Submitted to: Infection and Immunity
Publication Type: Peer Reviewed Journal
Publication Acceptance Date: 1/5/2001
Publication Date: N/A
Citation: Interpretive Summary: Better understanding the immune system mechanisms involved in protection against important protozoan parasites is necessary to design improved preventive methods for disease control. The present study was conducted to determine whether DNA from the protozan parasites B. bovis, Trypanosoma cruzi, and T. brucei activates macrophages to secrete inflammatory mediators associated with protective immunity. The results presented in this study demonstrate that DNA from these three parasites effectively activate cells of the immune system to secrete molecules that are necessary for effective stimulation of the immune system. Thus, recognition of protozoal DNA by immune competent cells may provide an important innate defense mechanism to control parasite replication and promote persistent infection.

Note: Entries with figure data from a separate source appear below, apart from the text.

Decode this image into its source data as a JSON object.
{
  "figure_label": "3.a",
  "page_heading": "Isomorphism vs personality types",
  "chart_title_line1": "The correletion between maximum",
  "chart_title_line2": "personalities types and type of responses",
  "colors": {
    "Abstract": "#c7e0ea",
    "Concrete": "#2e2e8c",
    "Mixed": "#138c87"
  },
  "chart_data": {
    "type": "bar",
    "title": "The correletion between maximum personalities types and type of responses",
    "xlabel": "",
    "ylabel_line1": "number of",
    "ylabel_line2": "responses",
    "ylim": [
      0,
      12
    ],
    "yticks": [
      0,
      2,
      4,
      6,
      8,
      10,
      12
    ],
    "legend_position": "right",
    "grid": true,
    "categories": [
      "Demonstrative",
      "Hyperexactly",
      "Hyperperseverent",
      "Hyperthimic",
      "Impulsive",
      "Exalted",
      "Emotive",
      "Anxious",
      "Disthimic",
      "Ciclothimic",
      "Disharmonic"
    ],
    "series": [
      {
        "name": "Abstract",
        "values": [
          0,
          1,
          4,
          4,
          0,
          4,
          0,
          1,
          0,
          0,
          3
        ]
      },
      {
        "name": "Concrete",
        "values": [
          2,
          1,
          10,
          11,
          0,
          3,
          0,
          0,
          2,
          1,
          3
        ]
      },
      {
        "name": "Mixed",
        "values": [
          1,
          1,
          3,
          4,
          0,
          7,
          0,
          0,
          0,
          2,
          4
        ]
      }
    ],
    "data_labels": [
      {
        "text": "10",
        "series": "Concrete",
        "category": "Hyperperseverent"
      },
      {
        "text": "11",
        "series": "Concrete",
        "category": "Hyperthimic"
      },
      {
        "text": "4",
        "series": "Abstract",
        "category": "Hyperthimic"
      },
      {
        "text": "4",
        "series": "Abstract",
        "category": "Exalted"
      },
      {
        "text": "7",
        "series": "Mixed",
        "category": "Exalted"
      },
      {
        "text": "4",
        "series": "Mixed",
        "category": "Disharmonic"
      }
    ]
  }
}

Technical Abstract: Activation of macrophages by DNA from protozoan parasites has not been demonstrated. The present study was conducted to determine whether DNA from the protozan parasites B. bovis, Trypanosoma cruzi, and T. brucei activates macrophages to secrete inflammatory mediators associated with protective immunity. DNA from Escherichia coli and all three parasites stimulated B-lymphocyte proliferation and increased macrophage production of interleukin-12 (IL-12), tumor necrosis factor alpha (TNF-alpha), and nitric oxide (NO). Regulation of IL-12 and NO production occurred at the level of transcription. The amounts of IL-12, TNF-alpha, and NO induced by E. coli and protozoal DNA were strongly correlated (r(2) > 0.9) with the frequency of CG dinucleotides in the genome, and immunostimulation by DNA occurred in the order E. coli >/= T. cruzi > T. brucei > B. bovis. Induction of inflammatory mediators by E. coli, T. brucei, and B. bovis DNA was dependent on the presence of unmethylated CpG dinucleotides. However, at high concentrations, E. coli and T. cruzi DNA-mediated macrophage activation was not inhibited following methylation. These mechanisms may provide an important innate defense mechanism to control parasite replication and promote persistent infection.